Nuestro amigo, digo, iba y venía, como si alguien allá en su país, le hubiese
dicho: vete por el mundo, a ver qué encuentras. La película del tren se ha
terminado hace un rato, y los pocos que viajan conmigo, han caído profundamente
dormidos. Sólo yo estoy despierto. Decía que en sus poemas no se asombra de
nada, pero cuando habla, habla en él el lenguaje del asombro. Eso es una
paradoja, sin embargo, porque ¿de qué puede asombrarse la muerte? Cuenta que
tuvo muchas vidas en muchas ciudades diferentes. En cada una de esas ciudades
cambiaba de muerte. Les habla a ellas como te puedo estar hablando a ti, como
él me hablaba a mí. Hace ya mucho tiempo que el sol se llevó de la meseta su
tapiz, lo dobló y se fue. Hace ya mucho tiempo que es de noche, y debemos estar
llegando a alguna parte, porque estoy solo en el vagón. Me gusta que en sus
poemas todo sea a un tiempo claro y misterioso. Hay en todos ellos una gran
imaginación, lo que quedó del Paraíso. Con cada cosa con la que habla, de la
que habla, no parece sino seguir una conversación que viene de muy lejos, de
muy atrás, del Paraíso, incluidas esas muertes que no han nacido todavía. Le
pasa lo mismo con las estrellas, “algunas no han nacido todavía, y son
visibles”, dice. Y con las mujeres a las que amó le sucede algo parecido, las
acaricia, con cuánto amor le dice “aferrarse al amor contra la muerte”. Creo
que dice eso de la muerte porque no quiere ser tampoco descortés con ellas.

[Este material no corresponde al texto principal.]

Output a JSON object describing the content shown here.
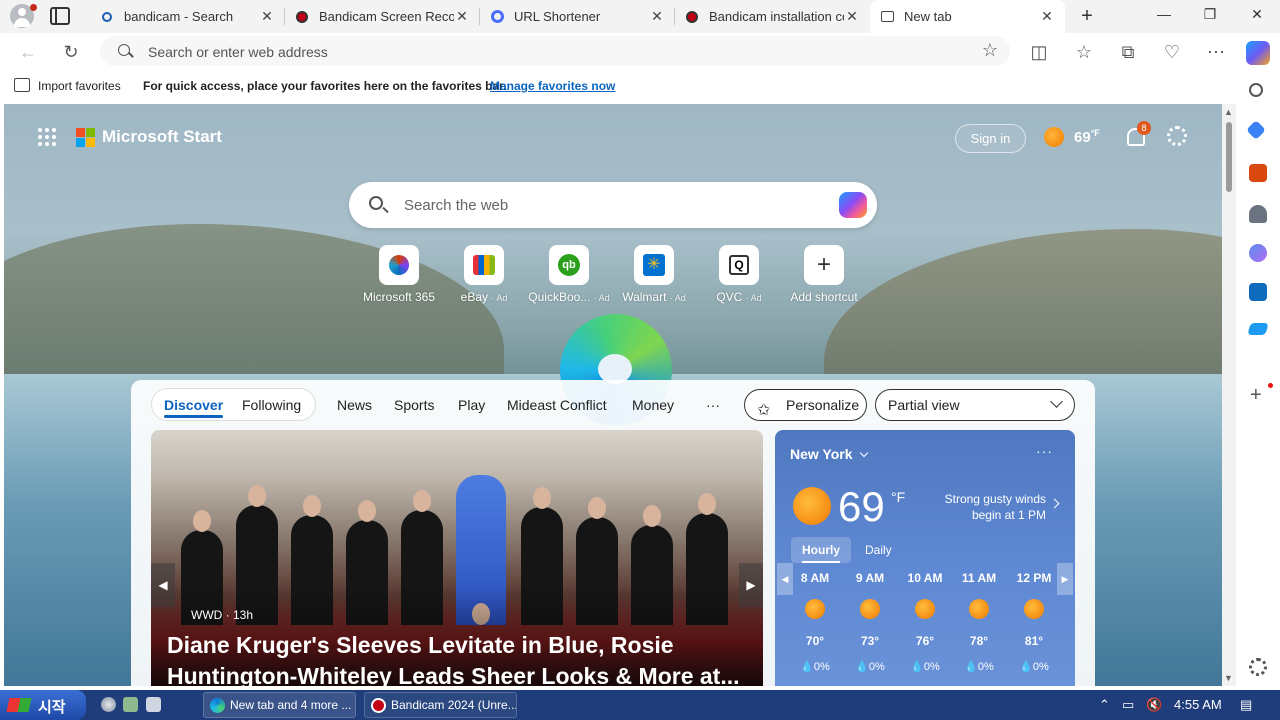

Uno de los poemas que prefiero de los suyos se lo
dedicó a Antonio Machado. Lo imagina leyendo en una plaza con árboles, “sentado
a solas” y dice que “aunque ya no lo vemos en la plaza / alguno de estos
árboles es él”.
Yo sé también que alguno de los viajeros que venían
conmigo en este tren eran también él. No porque hayan muerto ya, porque se
hayan bajado en alguna de las estaciones en las que este tren no se detuvo. Ni
tampoco me extrañaría lo más mínimo que una de esas muertes que llevaba consigo
fuese yo mismo. Lo dijo también él: “Me valgo de mil voces, pero pocas son
mías”. Una de esas voces te está, me está diciendo que llegará un día en que
las letras de este escrito alguien las va a encontrar como el primer día, un
primer día que ni siquiera podría recordar de dónde vino.